The show floor did include a few vendors addressing the minority of the AIIM community interested in moving toward more lightweight, collaborative content management practices. Included in that group of vendors were Box.net, EMC/Documentum, Microsoft SharePoint, and NewsGator.

One other thought about the show floor: the Web Content Management vendors were noticeably absent. It seems that they’ve moved on from the AIIM community, probably for a variety of reasons. I hope they will come back soon and try again to push the conceptual boundaries of content management in both large organizations and small-to-medium businesses.

The keynote speeches and the few breakout sessions I attended were more visionary than the majority of the exhibits. Keynoters reported on high level trends affecting how businesses create, consume, share and generally manage content. The vendors who had bought keynote spots also presented visions of content management that made their respective, revised market strategies seem irrefutable.

Similarly, most of the breakout sessions I went to presented fairly high level pictures of how content technologies are evolving and where they are (or should be) headed. There were some exceptions, including a session that I co-presented with Dan Levin, COO of Box.net, on current, real-life use cases for mobile content sharing. However, sessions that focused on how the emerging breed of content management practices and supporting technologies can help solve newer (as well as old) business problems were rare.

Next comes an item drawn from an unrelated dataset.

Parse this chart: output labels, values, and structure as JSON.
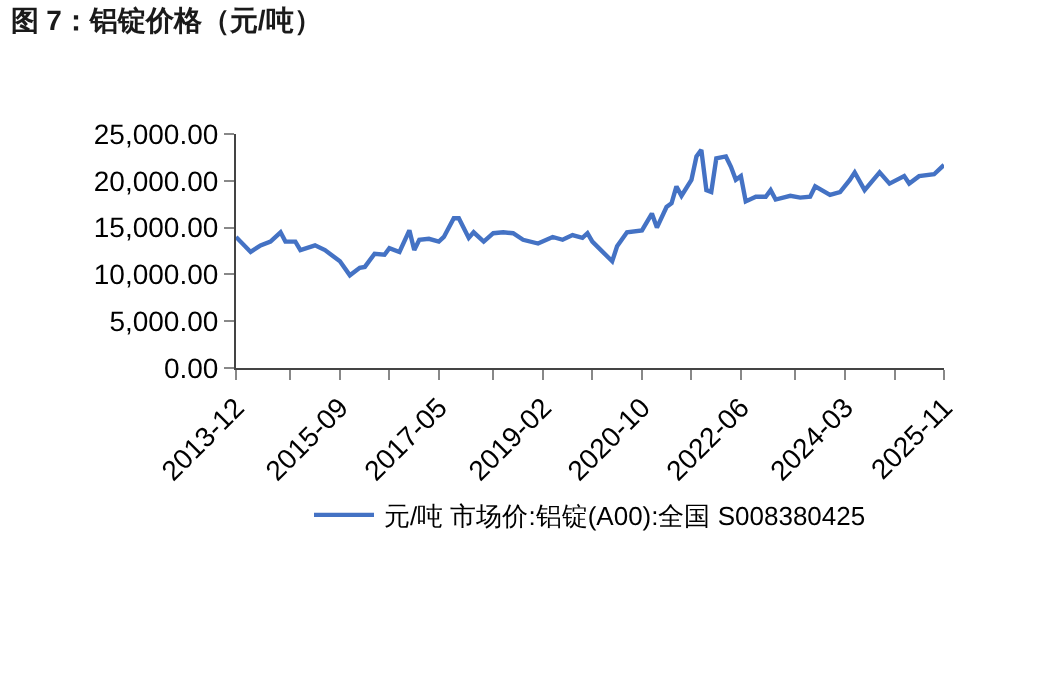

In short, there were two conferences taking place simultaneously at AIIM/Info360. The first can best be described as representing the status quo. The second can be summed up as follows:

SOCIAL, blah, blah, blah, COLLABORATION, blah, blah, blah, COMMUNITY, blah, blah, blah, ENGAGEMENT, blah, blah, blah, MOBILE, blah, blah, blah, CLOUD, blah, blah, blah, USABILITY, blah, blah, blah…

I applaud the changes that AIIM’s leadership and some forward-thinking members of the community are attempting to make. They have to start by finally acknowledging the macro trends that are occurring, then crafting and articulating a visionary response. This year’s conference did a very good job of that. I hope that by next year, presenters (speakers and exhibitors) at the AIIM show will move beyond the high level messages and discuss how managed sharing of active content can help solve specific business problems and enable organizations to take advantage of tangible opportunities.